Hi all,
I've got some web pages that display different content depending on whether a query string parameter is present (and what it is), and I have to crawl and index both versions with a web collection. I've created a seed page with a list of URLs without and URL:s with e.g.:
https://www.somewhere.com/something/mycontent-1
https://www.somewhere.com/something/mycontent-1?year=2023
https://www.somewhere.com/something/mycontent-2
https://www.somewhere.com/something/mycontent-2?year=2023
etc etc
The year parameter is set to 2024 when not specified in the query string, and this value is saved as metadata for use in search facets.
When I update the collection, only the yearless URLs appear in the index, with the year metadata as 2024. If I manually add a query string URL then it updates the data in the index (including changing the year metadata value to 2023) but the URL in the index remains yearless and there is still only one page indexed instead of two.
If I create rewrite rules that translate the query string URLs into the format:
https://www.somewhere.com/something/mycontent-1/2023
and update the seed page with the new URLs, the same thing happens - I only get the yearless URLs indexed.

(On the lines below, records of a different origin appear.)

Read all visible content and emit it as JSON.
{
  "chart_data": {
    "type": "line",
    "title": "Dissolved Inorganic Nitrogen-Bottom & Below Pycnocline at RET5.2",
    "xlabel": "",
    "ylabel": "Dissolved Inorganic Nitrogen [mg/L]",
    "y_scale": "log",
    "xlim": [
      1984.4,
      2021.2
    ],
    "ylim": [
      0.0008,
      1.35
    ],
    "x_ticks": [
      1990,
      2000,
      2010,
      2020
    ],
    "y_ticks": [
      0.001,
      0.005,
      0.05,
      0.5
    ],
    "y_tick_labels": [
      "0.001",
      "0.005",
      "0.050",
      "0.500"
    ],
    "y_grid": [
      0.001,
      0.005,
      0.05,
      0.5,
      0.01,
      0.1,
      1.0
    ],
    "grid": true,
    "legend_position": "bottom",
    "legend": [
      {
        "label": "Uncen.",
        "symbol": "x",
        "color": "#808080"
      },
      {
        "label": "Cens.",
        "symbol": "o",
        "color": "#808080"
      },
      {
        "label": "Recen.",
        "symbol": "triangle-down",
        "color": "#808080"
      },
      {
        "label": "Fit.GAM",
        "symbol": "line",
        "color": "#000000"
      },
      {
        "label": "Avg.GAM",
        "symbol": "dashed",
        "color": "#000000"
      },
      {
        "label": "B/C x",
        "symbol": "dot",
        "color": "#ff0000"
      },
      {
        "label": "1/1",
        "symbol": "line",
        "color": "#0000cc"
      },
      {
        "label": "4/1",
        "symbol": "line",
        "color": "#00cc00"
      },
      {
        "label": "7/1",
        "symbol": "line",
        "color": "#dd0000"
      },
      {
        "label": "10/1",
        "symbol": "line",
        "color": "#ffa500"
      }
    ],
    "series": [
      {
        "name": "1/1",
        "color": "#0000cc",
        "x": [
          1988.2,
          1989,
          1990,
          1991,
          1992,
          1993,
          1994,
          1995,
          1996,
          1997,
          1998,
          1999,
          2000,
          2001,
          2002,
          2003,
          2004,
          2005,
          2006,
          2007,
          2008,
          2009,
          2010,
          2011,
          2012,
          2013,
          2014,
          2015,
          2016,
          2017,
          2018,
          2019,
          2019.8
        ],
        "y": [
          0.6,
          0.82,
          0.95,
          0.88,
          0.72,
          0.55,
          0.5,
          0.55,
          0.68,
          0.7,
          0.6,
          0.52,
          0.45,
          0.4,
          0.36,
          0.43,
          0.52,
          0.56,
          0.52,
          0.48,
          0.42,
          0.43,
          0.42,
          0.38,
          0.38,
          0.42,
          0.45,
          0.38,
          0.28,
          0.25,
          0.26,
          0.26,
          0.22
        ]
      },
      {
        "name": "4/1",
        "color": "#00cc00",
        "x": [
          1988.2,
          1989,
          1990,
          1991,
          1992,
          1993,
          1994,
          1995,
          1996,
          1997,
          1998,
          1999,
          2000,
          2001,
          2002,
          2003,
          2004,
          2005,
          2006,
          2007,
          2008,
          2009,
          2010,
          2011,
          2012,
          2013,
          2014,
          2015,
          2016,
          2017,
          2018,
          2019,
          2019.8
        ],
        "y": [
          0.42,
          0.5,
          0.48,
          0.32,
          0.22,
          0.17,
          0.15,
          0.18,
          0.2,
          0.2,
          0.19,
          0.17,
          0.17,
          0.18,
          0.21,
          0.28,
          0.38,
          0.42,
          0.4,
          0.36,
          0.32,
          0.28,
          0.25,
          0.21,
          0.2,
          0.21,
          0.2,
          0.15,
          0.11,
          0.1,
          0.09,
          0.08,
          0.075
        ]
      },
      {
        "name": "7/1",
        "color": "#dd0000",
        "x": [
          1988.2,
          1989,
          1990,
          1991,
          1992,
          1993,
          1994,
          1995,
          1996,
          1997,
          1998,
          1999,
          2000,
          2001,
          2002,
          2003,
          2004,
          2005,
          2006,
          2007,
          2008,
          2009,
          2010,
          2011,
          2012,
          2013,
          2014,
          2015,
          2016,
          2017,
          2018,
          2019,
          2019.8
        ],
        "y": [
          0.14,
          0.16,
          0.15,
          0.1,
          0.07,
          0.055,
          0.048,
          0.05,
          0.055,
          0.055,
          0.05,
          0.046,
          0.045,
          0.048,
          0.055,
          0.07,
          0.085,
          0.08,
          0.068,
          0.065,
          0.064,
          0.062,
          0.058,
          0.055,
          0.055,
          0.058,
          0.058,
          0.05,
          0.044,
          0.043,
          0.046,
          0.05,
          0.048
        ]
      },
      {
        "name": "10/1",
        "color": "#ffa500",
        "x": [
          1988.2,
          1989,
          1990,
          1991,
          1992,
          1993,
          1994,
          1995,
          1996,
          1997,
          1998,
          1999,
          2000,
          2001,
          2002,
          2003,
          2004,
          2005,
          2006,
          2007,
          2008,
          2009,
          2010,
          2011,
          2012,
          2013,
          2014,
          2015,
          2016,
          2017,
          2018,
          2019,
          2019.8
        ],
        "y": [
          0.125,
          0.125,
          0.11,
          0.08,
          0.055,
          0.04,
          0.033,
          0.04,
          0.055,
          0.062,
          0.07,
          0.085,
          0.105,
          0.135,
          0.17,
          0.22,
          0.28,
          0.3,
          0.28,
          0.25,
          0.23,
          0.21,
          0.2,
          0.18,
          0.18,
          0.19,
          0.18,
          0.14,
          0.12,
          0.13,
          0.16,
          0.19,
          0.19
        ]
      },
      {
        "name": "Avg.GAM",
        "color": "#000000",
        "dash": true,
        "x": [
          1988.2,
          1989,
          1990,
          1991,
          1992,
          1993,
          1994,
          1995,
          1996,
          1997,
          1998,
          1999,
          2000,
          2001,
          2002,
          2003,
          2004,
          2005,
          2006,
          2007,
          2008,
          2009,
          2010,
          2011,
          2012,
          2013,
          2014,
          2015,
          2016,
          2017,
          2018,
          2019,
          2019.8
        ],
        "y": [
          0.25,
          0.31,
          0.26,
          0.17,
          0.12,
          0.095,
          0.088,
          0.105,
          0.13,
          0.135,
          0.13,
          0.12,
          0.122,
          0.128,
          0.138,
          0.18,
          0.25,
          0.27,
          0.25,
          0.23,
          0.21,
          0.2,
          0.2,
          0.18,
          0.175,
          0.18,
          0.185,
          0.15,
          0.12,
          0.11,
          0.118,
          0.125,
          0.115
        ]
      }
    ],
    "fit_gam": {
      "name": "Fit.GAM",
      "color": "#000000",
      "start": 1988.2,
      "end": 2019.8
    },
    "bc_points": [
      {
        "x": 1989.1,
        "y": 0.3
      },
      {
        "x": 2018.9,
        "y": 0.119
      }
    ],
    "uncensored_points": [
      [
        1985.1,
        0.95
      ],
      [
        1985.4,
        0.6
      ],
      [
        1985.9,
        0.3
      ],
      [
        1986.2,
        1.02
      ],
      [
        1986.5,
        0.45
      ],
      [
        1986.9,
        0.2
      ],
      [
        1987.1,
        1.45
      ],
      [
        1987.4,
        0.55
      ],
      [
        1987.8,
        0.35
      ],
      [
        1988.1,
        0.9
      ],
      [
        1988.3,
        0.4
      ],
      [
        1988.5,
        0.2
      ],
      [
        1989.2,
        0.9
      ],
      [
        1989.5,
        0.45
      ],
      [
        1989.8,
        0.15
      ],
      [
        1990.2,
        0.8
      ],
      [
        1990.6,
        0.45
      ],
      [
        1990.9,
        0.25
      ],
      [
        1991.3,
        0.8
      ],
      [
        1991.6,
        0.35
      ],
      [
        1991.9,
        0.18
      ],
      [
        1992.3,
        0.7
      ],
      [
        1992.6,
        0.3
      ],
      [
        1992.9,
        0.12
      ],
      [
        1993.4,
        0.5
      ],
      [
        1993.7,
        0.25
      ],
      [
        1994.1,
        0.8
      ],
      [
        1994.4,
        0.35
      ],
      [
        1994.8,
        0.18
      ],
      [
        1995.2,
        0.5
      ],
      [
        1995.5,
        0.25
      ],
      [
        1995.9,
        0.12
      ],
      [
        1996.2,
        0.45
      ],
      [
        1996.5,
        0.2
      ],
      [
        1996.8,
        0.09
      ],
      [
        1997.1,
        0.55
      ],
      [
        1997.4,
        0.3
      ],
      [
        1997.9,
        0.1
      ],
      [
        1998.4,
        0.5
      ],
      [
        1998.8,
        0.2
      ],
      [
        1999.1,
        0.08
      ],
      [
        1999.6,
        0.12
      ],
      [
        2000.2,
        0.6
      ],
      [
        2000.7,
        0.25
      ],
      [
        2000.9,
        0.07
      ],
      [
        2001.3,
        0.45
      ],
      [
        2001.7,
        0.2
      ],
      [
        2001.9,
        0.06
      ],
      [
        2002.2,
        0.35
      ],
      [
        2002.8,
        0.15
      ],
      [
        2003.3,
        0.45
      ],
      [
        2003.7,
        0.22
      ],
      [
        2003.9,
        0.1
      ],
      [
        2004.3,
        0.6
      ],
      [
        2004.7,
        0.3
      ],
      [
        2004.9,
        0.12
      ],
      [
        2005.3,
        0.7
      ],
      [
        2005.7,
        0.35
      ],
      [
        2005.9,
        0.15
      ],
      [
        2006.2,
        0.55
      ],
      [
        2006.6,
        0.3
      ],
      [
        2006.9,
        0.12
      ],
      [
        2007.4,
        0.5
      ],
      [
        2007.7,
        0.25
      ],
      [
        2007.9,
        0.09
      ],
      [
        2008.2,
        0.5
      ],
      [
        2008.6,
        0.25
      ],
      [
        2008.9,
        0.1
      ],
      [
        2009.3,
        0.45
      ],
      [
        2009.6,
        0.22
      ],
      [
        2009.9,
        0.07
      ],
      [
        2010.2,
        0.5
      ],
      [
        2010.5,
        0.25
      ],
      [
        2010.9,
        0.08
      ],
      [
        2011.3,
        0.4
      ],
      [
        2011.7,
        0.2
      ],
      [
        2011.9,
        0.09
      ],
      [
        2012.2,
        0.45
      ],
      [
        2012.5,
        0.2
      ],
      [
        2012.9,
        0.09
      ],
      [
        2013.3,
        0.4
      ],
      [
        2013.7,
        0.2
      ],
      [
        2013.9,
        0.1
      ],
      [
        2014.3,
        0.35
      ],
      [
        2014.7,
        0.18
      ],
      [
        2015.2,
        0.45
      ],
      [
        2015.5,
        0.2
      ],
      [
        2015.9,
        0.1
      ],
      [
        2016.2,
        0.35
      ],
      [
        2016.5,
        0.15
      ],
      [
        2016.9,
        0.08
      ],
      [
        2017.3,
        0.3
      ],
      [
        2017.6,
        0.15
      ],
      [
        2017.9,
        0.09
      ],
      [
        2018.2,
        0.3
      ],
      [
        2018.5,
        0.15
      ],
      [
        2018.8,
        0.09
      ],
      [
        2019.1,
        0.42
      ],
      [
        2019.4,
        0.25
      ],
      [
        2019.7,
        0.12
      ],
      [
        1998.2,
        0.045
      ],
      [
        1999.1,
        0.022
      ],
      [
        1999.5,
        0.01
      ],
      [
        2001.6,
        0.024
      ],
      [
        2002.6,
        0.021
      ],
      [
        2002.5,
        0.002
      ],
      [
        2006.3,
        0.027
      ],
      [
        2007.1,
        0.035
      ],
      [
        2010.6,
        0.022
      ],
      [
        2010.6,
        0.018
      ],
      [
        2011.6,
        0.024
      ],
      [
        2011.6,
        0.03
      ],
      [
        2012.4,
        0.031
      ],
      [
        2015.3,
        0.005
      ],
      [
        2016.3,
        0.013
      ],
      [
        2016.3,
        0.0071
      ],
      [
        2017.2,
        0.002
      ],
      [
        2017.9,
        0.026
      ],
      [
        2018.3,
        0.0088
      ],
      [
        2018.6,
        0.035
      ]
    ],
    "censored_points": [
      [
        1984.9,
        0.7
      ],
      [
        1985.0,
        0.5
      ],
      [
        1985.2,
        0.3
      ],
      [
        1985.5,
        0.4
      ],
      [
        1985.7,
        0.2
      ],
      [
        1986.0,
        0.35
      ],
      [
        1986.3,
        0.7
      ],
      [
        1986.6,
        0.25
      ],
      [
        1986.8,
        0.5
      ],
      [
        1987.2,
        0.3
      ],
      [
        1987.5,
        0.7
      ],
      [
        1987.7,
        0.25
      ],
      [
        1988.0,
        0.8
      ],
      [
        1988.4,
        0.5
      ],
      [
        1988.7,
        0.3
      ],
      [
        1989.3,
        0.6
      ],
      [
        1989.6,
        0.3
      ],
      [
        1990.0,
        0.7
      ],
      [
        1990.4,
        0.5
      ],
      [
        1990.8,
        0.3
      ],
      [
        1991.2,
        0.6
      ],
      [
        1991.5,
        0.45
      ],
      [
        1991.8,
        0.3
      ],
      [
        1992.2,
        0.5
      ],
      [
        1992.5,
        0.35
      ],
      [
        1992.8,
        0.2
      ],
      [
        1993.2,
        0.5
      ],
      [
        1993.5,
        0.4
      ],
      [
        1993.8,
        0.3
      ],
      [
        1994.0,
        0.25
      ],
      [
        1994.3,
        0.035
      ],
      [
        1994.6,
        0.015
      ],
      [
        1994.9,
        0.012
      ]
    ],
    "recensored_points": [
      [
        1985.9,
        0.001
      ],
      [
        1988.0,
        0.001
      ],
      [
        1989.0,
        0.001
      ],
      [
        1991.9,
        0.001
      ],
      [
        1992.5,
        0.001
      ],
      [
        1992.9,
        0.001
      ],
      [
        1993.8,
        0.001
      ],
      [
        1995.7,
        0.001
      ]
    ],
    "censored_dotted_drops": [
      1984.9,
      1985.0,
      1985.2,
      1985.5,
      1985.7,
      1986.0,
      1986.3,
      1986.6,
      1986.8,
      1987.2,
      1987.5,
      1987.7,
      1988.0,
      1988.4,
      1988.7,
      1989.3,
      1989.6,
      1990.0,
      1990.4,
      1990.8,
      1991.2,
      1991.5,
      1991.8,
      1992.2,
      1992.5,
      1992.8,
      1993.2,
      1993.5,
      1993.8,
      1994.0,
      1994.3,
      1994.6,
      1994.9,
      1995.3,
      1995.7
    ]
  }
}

If I remove all the yearless URLs so only /2023 URLs are on the seed page, the correct data is indexed (the year metadata is 2023 for all pages crawled) but the URLs remain yearless i.e. when you click on the link in the index it takes you to the wrong page with the 2024 data.
Is there some way I can tell Funnelback that the URLs are different, though similar, pages, and I want them all listed in the index?